Clim. Past, 7, 339-347, 2011
https://doi.org/10.5194/cp-7-339-2011
© Author(s) 2011. This work is distributed under
the Creative Commons Attribution 3.0 License.

  04 Apr 2011

04 Apr 2011


Solar-forced shifts of the Southern Hemisphere Westerlies during the Holocene

V. Varma1, M. Prange1,2, F. Lamy2,3, U. Merkel2, and M. Schulz1,2 V. Varma et al.
  • 1Department of Geosciences, University of Bremen, 28334 Bremen, Germany
  • 2MARUM – Center for Marine Environmental Sciences, University of Bremen, Leobener Strasse, 28359 Bremen, Germany
  • 3Alfred Wegener Institute for Polar and Marine Research, 27568 Bremerhaven, Germany

Abstract.

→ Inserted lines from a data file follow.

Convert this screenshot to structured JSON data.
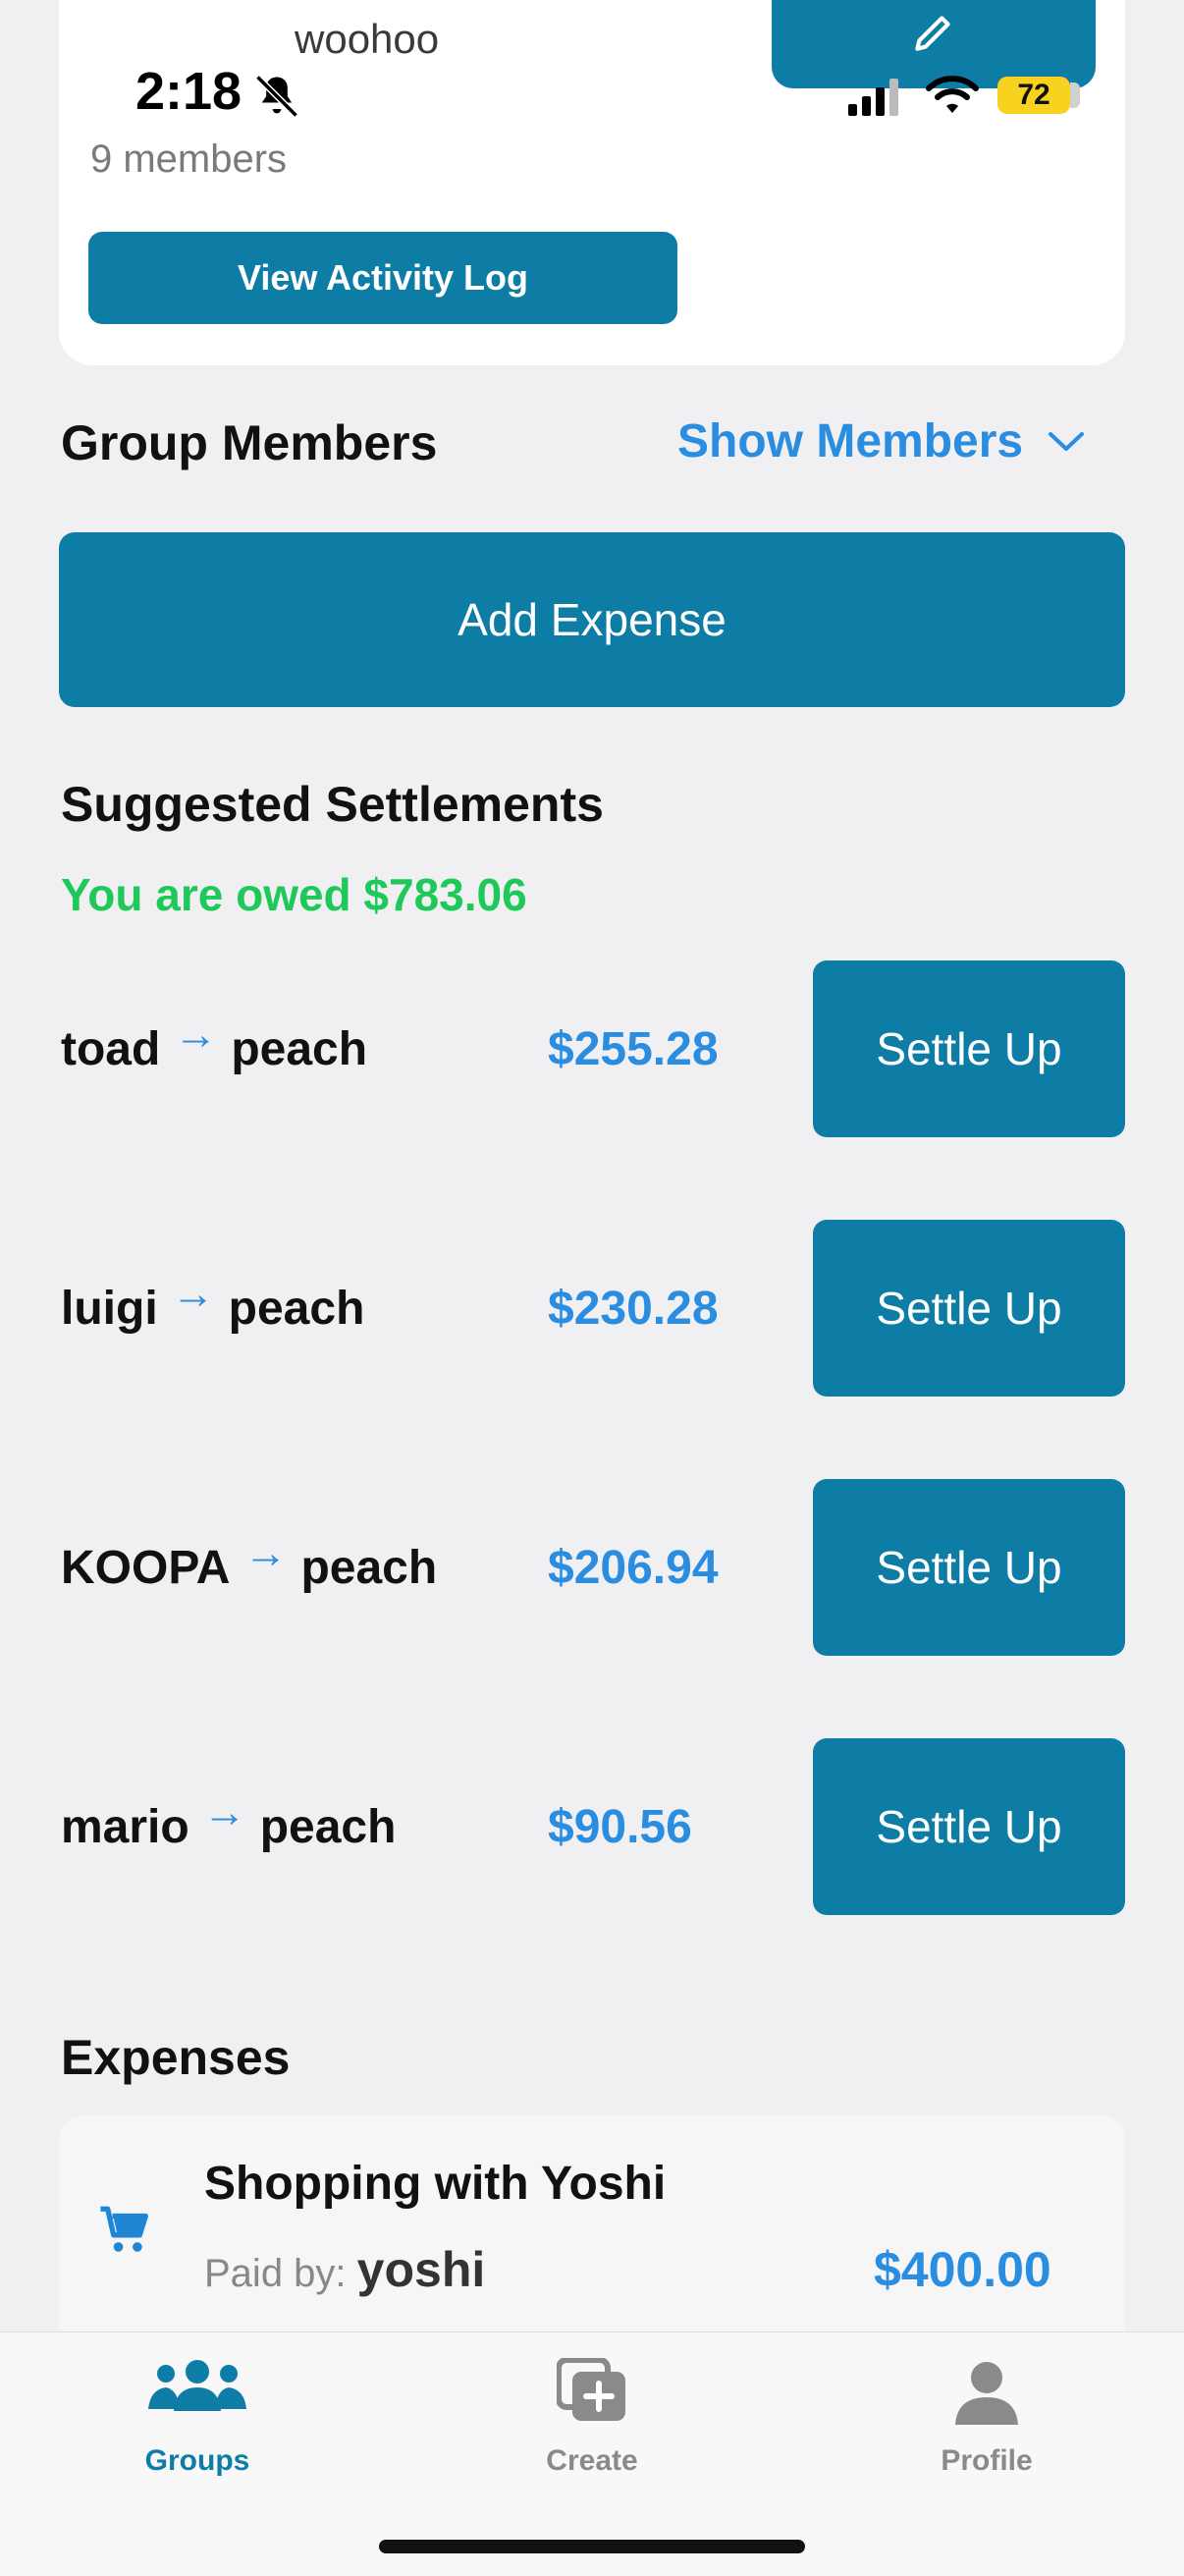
{
  "status": {
    "time": "2:18",
    "battery": "72"
  },
  "group": {
    "name": "woohoo",
    "members_count": "9 members",
    "activity_button": "View Activity Log"
  },
  "members": {
    "title": "Group Members",
    "toggle": "Show Members"
  },
  "actions": {
    "add_expense": "Add Expense"
  },
  "settlements": {
    "title": "Suggested Settlements",
    "summary": "You are owed $783.06",
    "button_label": "Settle Up",
    "items": [
      {
        "from": "toad",
        "to": "peach",
        "amount": "$255.28"
      },
      {
        "from": "luigi",
        "to": "peach",
        "amount": "$230.28"
      },
      {
        "from": "KOOPA",
        "to": "peach",
        "amount": "$206.94"
      },
      {
        "from": "mario",
        "to": "peach",
        "amount": "$90.56"
      }
    ]
  },
  "expenses": {
    "title": "Expenses",
    "items": [
      {
        "title": "Shopping with Yoshi",
        "paid_by_label": "Paid by:",
        "paid_by": "yoshi",
        "amount": "$400.00",
        "icon": "cart-icon"
      }
    ]
  },
  "tabs": [
    {
      "label": "Groups",
      "icon": "groups-icon",
      "active": true
    },
    {
      "label": "Create",
      "icon": "create-icon",
      "active": false
    },
    {
      "label": "Profile",
      "icon": "profile-icon",
      "active": false
    }
  ],
  "colors": {
    "primary": "#0e7da6",
    "accent_blue": "#2a8de0",
    "owed_green": "#1ec95a",
    "background": "#f0f0f2"
  }
}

The Southern Hemisphere Westerly Winds (SWW) constitute an important zonal circulation that influences large-scale precipitation patterns and ocean circulation. Variations in their intensity and latitudinal position have been suggested to exert a strong influence on the CO2 budget in the Southern Ocean, thus making them a potential factor affecting the global climate. In the present study, the possible influence of solar forcing on SWW variability during the Holocene is addressed. It is shown that a high-resolution iron record from the Chilean continental slope (41° S), which is interpreted to reflect changes in the position of the SWW, is significantly correlated with reconstructed solar activity during the past 3000 years. In addition, solar sensitivity experiments with a comprehensive global climate model (CCSM3) were carried out to study the response of SWW to solar variability. Taken together, the proxy and model results suggest that centennial-scale periods of lower (higher) solar activity caused equatorward (southward) shifts of the annual mean SWW.